In Fort McMurray, the Insurance Bureau of Canada hired a contractor to pick up fridges that home owners were instructed to leave on their lawn. Over 11,000 fridges and freezers were collected in a short period of time in order to keep a new issue — wildlife finding containers of food all over — from happening.
Other differences can come down to the type of insurance a homeowner has, the damage to their property, to the age and stage of life an individual is in, to the type of evacuation procedure they faced.
“It is going to take individuals different amounts of time, and recovery will be different for every single person who was impacted by this, so acknowledging that right from the get go is certainly beneficial to being able to understanding the length of time it is going to take but also how each individual is impacted as a whole and the emotional experiences that they are going through for recovery.”
Redshaw also stresses seeking mental health support.
“Collectively communities need to look out for residents and the communities need to look out for one another and really look to support each other through a really trying time.
But again, even for those who have lost versus those who may not have lost everyone is going to be going through their own cycle of experience to that and their emotional response to everything that has happened to them.
I think that the biggest thing over all is to make sure to reach out for mental health support.
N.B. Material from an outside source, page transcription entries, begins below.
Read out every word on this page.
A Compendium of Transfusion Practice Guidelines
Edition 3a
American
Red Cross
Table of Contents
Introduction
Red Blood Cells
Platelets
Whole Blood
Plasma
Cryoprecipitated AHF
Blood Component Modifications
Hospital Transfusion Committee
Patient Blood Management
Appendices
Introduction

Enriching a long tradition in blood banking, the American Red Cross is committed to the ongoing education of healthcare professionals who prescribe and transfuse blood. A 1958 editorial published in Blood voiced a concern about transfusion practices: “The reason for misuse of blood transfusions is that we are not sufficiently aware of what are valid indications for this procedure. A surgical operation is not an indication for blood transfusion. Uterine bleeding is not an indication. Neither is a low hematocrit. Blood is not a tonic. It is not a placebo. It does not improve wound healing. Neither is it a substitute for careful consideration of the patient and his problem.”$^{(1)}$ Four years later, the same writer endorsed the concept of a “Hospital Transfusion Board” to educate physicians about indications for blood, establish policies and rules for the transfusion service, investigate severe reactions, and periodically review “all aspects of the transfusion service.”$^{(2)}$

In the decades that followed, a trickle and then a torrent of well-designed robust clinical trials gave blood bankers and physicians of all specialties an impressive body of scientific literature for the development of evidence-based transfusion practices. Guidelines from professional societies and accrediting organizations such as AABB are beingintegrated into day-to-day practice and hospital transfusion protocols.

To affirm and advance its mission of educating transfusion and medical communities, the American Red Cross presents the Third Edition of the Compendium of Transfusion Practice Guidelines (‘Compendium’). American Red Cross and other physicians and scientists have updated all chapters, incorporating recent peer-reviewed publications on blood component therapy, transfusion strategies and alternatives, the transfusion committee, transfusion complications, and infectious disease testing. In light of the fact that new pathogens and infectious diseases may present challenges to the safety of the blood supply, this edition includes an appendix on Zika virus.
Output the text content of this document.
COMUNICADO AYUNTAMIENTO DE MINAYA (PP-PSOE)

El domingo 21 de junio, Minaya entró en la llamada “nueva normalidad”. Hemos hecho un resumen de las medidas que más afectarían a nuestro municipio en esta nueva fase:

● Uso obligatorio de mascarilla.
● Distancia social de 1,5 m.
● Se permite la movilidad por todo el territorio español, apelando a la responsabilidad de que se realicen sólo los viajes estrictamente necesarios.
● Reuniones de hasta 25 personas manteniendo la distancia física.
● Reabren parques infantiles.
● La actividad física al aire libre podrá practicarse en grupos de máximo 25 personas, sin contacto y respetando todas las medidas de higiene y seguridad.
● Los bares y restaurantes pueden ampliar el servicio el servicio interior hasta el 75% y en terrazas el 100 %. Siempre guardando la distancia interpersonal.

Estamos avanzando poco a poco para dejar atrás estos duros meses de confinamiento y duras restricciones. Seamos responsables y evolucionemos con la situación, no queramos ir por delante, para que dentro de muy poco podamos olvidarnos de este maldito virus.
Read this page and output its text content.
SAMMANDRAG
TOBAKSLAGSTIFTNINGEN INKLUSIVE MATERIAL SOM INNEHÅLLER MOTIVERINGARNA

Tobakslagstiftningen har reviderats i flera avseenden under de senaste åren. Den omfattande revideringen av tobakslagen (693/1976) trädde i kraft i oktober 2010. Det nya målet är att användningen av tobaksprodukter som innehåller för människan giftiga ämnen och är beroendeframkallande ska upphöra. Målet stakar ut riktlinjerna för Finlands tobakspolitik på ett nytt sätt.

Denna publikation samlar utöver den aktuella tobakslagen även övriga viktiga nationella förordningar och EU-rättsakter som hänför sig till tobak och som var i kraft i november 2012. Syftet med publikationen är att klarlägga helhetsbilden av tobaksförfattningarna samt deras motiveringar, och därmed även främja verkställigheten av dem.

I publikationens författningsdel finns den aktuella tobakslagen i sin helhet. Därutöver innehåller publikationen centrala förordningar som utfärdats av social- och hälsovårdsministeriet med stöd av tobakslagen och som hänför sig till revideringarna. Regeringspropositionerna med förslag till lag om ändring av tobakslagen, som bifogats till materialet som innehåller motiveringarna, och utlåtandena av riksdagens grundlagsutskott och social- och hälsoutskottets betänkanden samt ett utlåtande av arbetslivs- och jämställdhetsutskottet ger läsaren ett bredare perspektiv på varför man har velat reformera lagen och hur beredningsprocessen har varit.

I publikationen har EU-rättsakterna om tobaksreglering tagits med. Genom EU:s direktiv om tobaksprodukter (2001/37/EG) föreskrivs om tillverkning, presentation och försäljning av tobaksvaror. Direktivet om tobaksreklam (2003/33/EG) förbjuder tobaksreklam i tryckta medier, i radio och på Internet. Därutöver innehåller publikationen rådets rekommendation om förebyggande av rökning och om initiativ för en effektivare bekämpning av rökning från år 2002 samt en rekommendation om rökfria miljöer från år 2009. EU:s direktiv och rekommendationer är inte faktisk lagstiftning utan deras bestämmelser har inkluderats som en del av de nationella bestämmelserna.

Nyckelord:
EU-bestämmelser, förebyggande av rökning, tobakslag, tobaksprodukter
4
I can’t stress that enough in terms of the impact that has,” he says.
RELATED: The health impacts on evacuees
“The mental health support is arguably the biggest piece of what will be forthcoming in the long run. Losing property is always tough and managing grief and loss can be quite challenging. There is a lot of emotional impact that comes from that and often times, it’s hard for us to recognize that in ourselves, so getting the mental health support we need — that everyone needs — and making sure that you’re supporting one another and your neighbours throughout this very trying time is really critical.”
According to 100 Mile Mayor Mitch Campsall, while re-entry is not expected immediately, it’s a whole lot closer.
“We are working really hard and the light is getting a lot brighter — to put it that way — at the end of the tunnel,” he says.
“It’s very close.”
A press release put out by the CRD says that individuals are in the process of arriving for providing essential services to the area.
“We are doing everything we can to get this going,” says Campsall. “We need people home and we’re not slowing anything down. We are making sure that when people come home, they’re safe and that’s our key.”